Pesquisadora transforma garrafas PET em blocos de concreto
Milhares de garrafas PET vão para o lixo todos os dias, então porque não reutilizá-las na produção de blocos de concretos para a construção civil? Esta foi a ideia, que deu certo, de uma pesquisadora da Universidade Estadual de Mato Grosso do Sul (UEMS).

Milhares de garrafas PET vão para o lixo todos os dias, então porque não reutilizá-las na produção de blocos de concretos para a construção civil? Esta foi a ideia, que deu certo, de uma pesquisadora da Universidade Estadual de Mato Grosso do Sul (UEMS).

 

A acadêmica de Engenharia Ambiental da UEMS, Camila de Carvalho Sousa, desenvolveu esta ideia na pesquisa intitulada “Caracterização física e mecânica de blocos vazados de concreto simples confeccionados com a adição parcial de resíduos plásticos pós-consumo: Classificação”, orientada pelos professores Aguinaldo Lenine Alves e Antônio Aparecido Zanfolim.

 

A motivação do trabalho veio porque no Brasil estima-se a geração de 0,5 a 1,0 kg/hab/dia de lixo e a indústria de embalagens está amplamente associada à crescente geração destes resíduos.

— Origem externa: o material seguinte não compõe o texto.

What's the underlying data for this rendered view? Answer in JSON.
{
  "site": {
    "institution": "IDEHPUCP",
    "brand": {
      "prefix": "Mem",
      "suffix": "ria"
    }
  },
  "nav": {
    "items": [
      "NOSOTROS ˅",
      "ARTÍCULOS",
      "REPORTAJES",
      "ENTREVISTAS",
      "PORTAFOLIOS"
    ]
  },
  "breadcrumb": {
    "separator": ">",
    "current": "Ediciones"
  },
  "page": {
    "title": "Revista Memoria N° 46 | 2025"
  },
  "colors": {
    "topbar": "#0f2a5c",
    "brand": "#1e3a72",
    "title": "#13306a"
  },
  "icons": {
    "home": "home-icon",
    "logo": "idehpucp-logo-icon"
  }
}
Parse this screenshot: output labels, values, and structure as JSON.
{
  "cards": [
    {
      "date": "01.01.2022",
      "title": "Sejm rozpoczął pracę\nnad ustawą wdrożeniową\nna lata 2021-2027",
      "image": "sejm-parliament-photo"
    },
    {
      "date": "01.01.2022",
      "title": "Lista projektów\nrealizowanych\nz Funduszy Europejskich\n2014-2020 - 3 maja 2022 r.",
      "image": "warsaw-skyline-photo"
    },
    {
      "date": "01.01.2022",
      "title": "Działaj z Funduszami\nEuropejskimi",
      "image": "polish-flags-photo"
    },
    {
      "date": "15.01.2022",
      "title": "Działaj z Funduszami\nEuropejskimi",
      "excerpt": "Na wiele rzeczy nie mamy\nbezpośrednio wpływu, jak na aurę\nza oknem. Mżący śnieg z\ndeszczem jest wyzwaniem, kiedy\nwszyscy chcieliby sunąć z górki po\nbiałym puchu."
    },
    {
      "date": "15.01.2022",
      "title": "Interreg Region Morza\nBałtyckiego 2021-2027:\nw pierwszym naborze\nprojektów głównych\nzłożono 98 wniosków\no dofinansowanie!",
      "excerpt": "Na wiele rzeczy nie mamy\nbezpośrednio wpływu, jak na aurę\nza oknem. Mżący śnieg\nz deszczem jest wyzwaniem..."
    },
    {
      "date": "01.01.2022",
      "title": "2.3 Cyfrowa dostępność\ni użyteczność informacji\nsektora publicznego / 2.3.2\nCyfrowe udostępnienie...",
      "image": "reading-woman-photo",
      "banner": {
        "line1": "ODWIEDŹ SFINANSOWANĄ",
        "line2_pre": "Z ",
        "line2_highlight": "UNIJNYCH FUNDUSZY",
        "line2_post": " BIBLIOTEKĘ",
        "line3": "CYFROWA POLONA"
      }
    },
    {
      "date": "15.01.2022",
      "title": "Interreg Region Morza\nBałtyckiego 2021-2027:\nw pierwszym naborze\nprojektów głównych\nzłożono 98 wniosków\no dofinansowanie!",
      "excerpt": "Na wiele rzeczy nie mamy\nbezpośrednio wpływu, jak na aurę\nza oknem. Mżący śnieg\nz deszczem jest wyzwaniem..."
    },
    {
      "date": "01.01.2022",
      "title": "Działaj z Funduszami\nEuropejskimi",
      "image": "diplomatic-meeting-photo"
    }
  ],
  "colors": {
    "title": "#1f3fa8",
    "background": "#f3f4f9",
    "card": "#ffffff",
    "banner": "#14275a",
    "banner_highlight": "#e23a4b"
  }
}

Além de que, no País, a maioria dos fabricantes de refrigerantes utiliza embalagens descartáveis, sendo, 80,2% embalagens PET, indicando um consumo anual de aproximadamente 250 bilhões de unidades; deste total, cerca de 4,7 bilhões de unidades são lançadas indiscriminadamente no meio ambiente.

 

Para a produção dos blocos de concreto 15% da quantidade de areia foi substituída por garrafas pets usadas, que depois de moídas se tornaram pó. As garrafas utilizadas para o trabalho foram obtidas de pontos de coletas, antes de serem encaminhadas ao aterro sanitário de Dourados.

 

Como resultado os blocos de concretos ficaram mais resistentes à compressão e os resíduos plásticos proporcionaram o preenchimento dos poros existentes. Com isso o produto final teve uma melhor compactação, ficou menos permeável, mais resistente a impactos devido ao aumento significativo da resistência à compressão, classificando-o como Classe C, com função estrutural, para uso em elementos de alvenaria acima do nível do solo.

 

Segundo a acadêmica, no decorrer deste estudo, constatou-se que, para se produzir 15 blocos de concreto com a adição de resíduos plásticos moídos em substituição a 15% de areia necessita-se de aproximadamente 80 garrafas plásticas de dois litros. Com isto, conclui-se que na execução do projeto de uma casa popular, de 42m², serão necessárias 8.187 unidades de garrafas PET.

 

“Isto representa um grande benefício econômico e ecológico, já que, neste caso, proporcionariam o aumento da vida útil de aterros sanitários, a diminuição da poluição de terrenos e locais públicos e, principalmente, a retirada de área dos leitos dos rios seria atenuada. Por ser simples e de fácil padronização, a reutilização das garrafas PET não agrega alto valor às indústrias do setor. Assim sendo, uma opção inovadora, uma alternativa ecologicamente correta, capaz de suprir as necessidades do setor da construção civil em conjunto com o desenvolvimento sustentável”, ressaltou.

 

A pesquisadora termina enfatizando que é necessária a introdução de políticas públicas, incentivos privados e parcerias com as indústrias de bebidas e produtoras de plásticos, visando ao gerenciamento das garrafas PET descartadas, facilitando, assim, o reuso delas.